Getting back to the EDrive system, let's again look at the first-order economics. Making the most favorable assumptions based on their data, i.e., that you drive about 50 miles per battery charge, and you keep your speed to 65mph or less, you will double your mileage yet again, to 100 MPG! Assuming (as they do) that it costs about $1 to charge the battery to accomplish this, you are now talking about $8 a week for gas, plus maybe $6 a week for electricity. Thus the economics for this addition to hybrid technology comes to $10,000 for the modification, and a saving of $2 per week, or $500 over five years. Whoops.
I guess this answers the "Do I want to get one" question. With the Prius itself, I could argue "maybe it will cost a little, maybe it will save a little" and get one because I felt like it. With the aftermarket battery pack, the economics are daunting! And that's in the most favorable case. With the Prius itself, you save money on gas for all but extremely short trips. With the battery pack, your driving must be "matched" to its characteristics. If you drive less than a battery charge worth of miles, you're spending a lot of money for batteries you're not using. If you drive more than that, you not only get no additional benefit, but your mileage is decreased by the extra 180lbs the pack weighs*. In order to benefit economically from the EDrive system, electricity costs will have to remain as they are, gas will have to increase more than dramatically, and you will have to drive about 50 miles per charge without speeding.
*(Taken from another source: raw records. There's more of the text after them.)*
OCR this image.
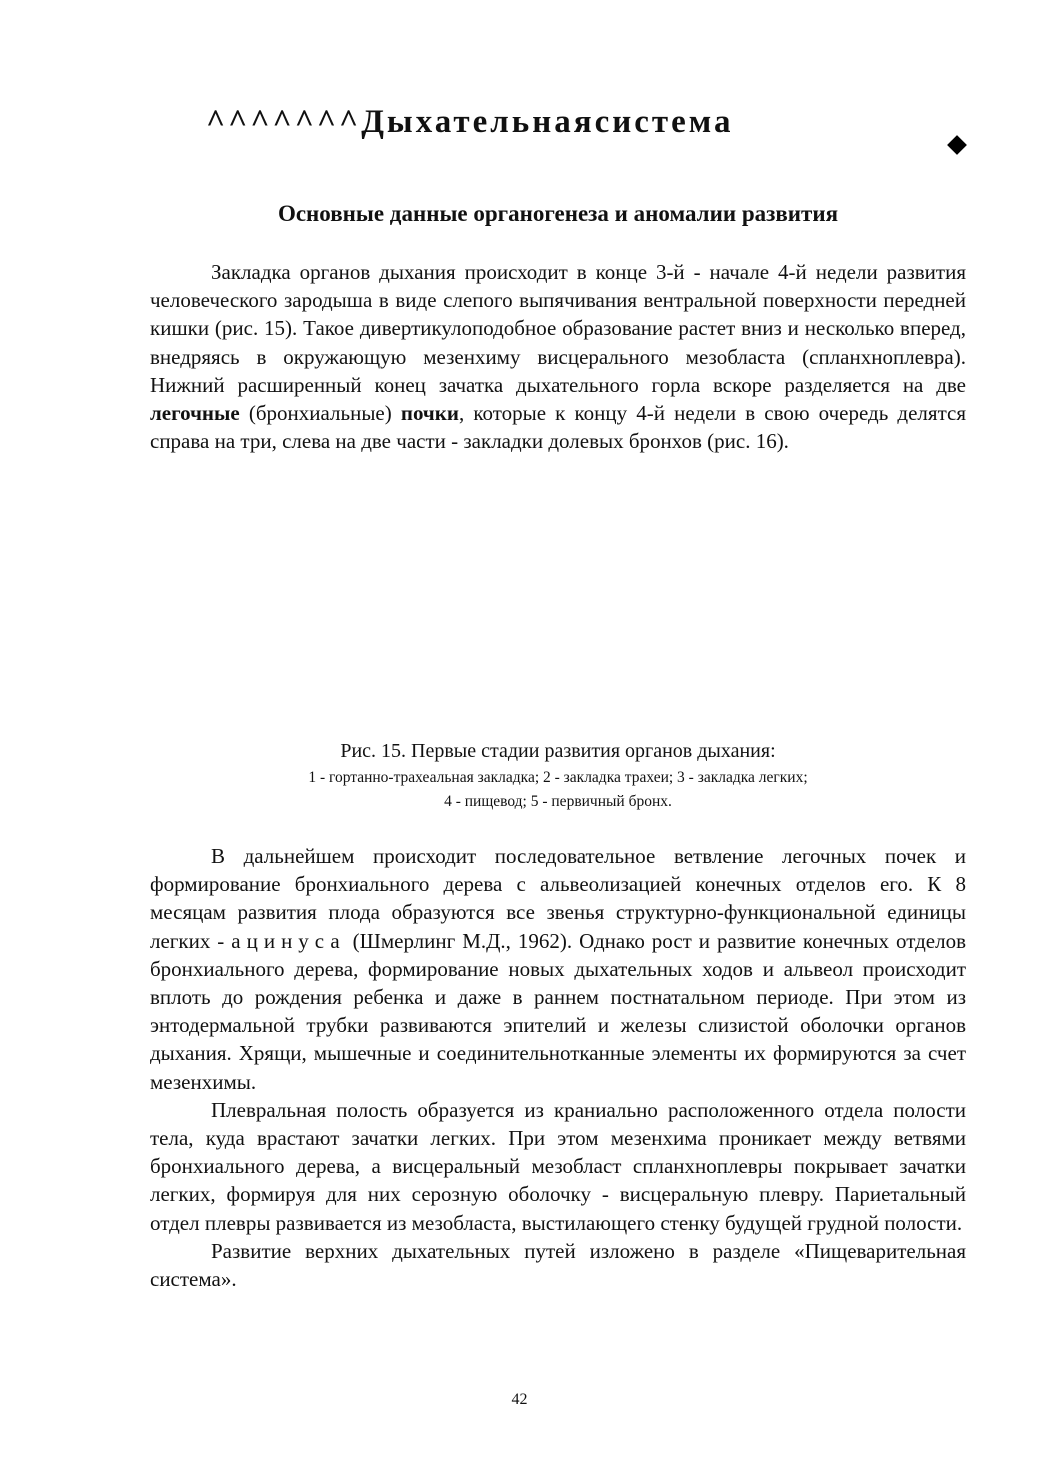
^^^^^^^Дыхательнаясистема
Основные данные органогенеза и аномалии развития

Закладка органов дыхания происходит в конце 3-й - начале 4-й недели развития человеческого зародыша в виде слепого выпячивания вентральной поверхности передней кишки (рис. 15). Такое дивертикулоподобное образование растет вниз и несколько вперед, внедряясь в окружающую мезенхиму висцерального мезобласта (спланхноплевра). Нижний расширенный конец зачатка дыхательного горла вскоре разделяется на две легочные (бронхиальные) почки, которые к концу 4-й недели в свою очередь делятся справа на три, слева на две части - закладки долевых бронхов (рис. 16).

Рис. 15. Первые стадии развития органов дыхания:

1 - гортанно-трахеальная закладка; 2 - закладка трахеи; 3 - закладка легких;

4 - пищевод; 5 - первичный бронх.

В дальнейшем происходит последовательное ветвление легочных почек и формирование бронхиального дерева с альвеолизацией конечных отделов его. К 8 месяцам развития плода образуются все звенья структурно-функциональной единицы легких - ацинуса (Шмерлинг М.Д., 1962). Однако рост и развитие конечных отделов бронхиального дерева, формирование новых дыхательных ходов и альвеол происходит вплоть до рождения ребенка и даже в раннем постнатальном периоде. При этом из энтодермальной трубки развиваются эпителий и железы слизистой оболочки органов дыхания. Хрящи, мышечные и соединительнотканные элементы их формируются за счет мезенхимы.

Плевральная полость образуется из краниально расположенного отдела полости тела, куда врастают зачатки легких. При этом мезенхима проникает между ветвями бронхиального дерева, а висцеральный мезобласт спланхноплевры покрывает зачатки легких, формируя для них серозную оболочку - висцеральную плевру. Париетальный отдел плевры развивается из мезобласта, выстилающего стенку будущей грудной полости.

Развитие верхних дыхательных путей изложено в разделе «Пищеварительная система».

42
So is EDrive being stupid? Why would anyone bring out a product that can't possibly be justified economically and seemingly doesn't make much sense even if they give it away? Maybe they're not. First, gas could increase dramatically, and electricity could remain as it is. But instead of focusing on the price, focus on what they're offering. Essentially EDrive is offering an improvement to the Prius hybrid drive. Are improvements possible? Hell yes! I could save a few MPG if I could tinker with the computer program. If the Prius battery had modestly more capacity and were used more aggressively, both achievable with some additional R&D, the car could eke out better mileage. Adding battery capacity, especially for commuting, is a great idea! And EDrive is doing it. So why the dreadful economics?
The last is likely to resolve itself, but that's by no means certain. For example, if hybrids were much more popular, not only would we not need imported oil, everyone would be able to afford the gas for an SUV. (Economics has feedback loops, too.)
The first will resolve itself, too. Stored energy is critical to our continued existence. We'll get there, slowly but surely.
Meanwhile, if EDrive could consider an intermediate solution, e.g. half the weight, half the range (recharge the batteries at work and at home!), and — somehow — 1/4 the price, they might be close to selling some on an economic basis in addition to the handful that will go to the four-pen nerds* and coal magnates.
**I understand that the weight of the battery pack will be decreased by 100 pounds in the next iteration. That pretty much eliminates the argument for decreased mileage beyond the battery charge range.
*I'm a three-pen nerd. I dream of my next promotion!